Rights group Amnesty International is calling on the Prohibition of Chemical Weapons (OPCW) to investigate on the Sudanese government's alleged use of chemical weapons against civilians in the Darfur region. Amnesty made the appeal as OPCW executive is to meet at the Hague, Netherlands, this week.
OPCW is an intergovernmental organisation that collaborate with the UN on activities to eliminate chemical weapons.
Last September, Amnesty claimed that more than 200 people, including several children, died after being exposed to chemical weapon agents, released by bombs dropped from planes and rockets.

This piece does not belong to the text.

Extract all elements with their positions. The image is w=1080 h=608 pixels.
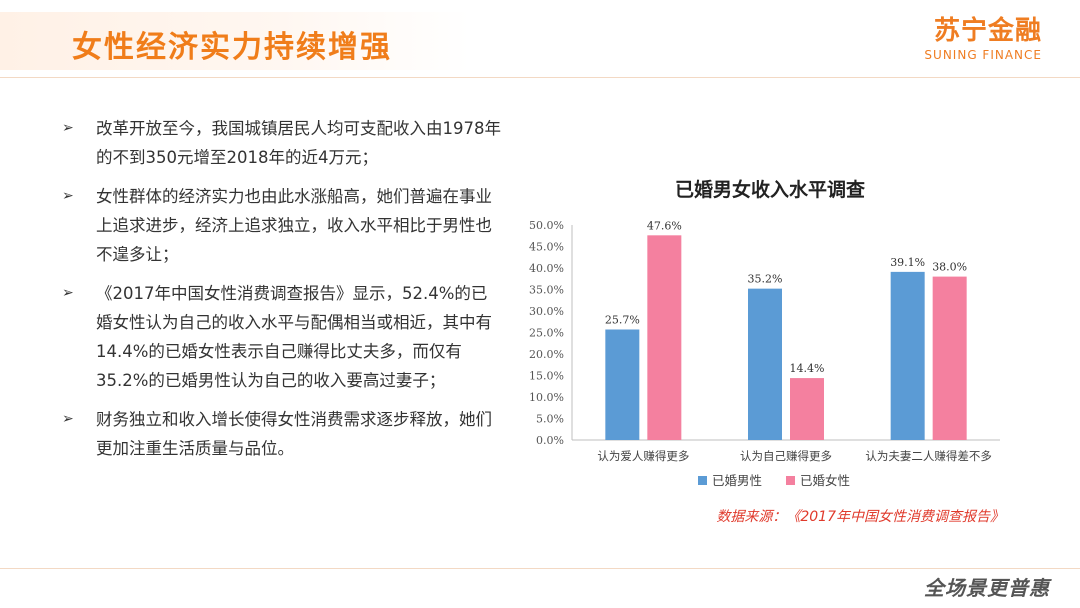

It is believed the attacks were carried out during a large-scale military offensive launched in Jebel Marra in January 2016. The offensive has pitted Sudanese forces against the Sudan Liberation Army/Abdul Wahid (SLA/AW) rebel group, accused of carrying out attacks against the military.
Sudan, which is signatory to the Chemical Weapons Convention, has denied the allegations and called on the organisation to issue a public apology.
OPCW is the implementing body of the Convention.
Following Amnesty's latest call for an investigation, Khalid Mustafa, press attache at the Sudanese embassy in London, told IBTimes UK: " By this statement Amnesty proves that its own conclusions were declared before a proper investigation was carried out.
The envoy challenged the credibility of the report and renewed the call for a public apology.
"International humanitarian teams are active in Jebel Marra since the middle of last year, according to the UN.They would have found traces of chemical weapons because they help in health," Mustafa said.
Sudan's President Omar al-Bashir is wanted by the International Criminal Court (ICC) for alleged crimes including genocide committed during the Darfur conflict in 2003. Bashir has always rejected the charges and refuses to stand trial as his country does not recognise the ICC's jurisdiction.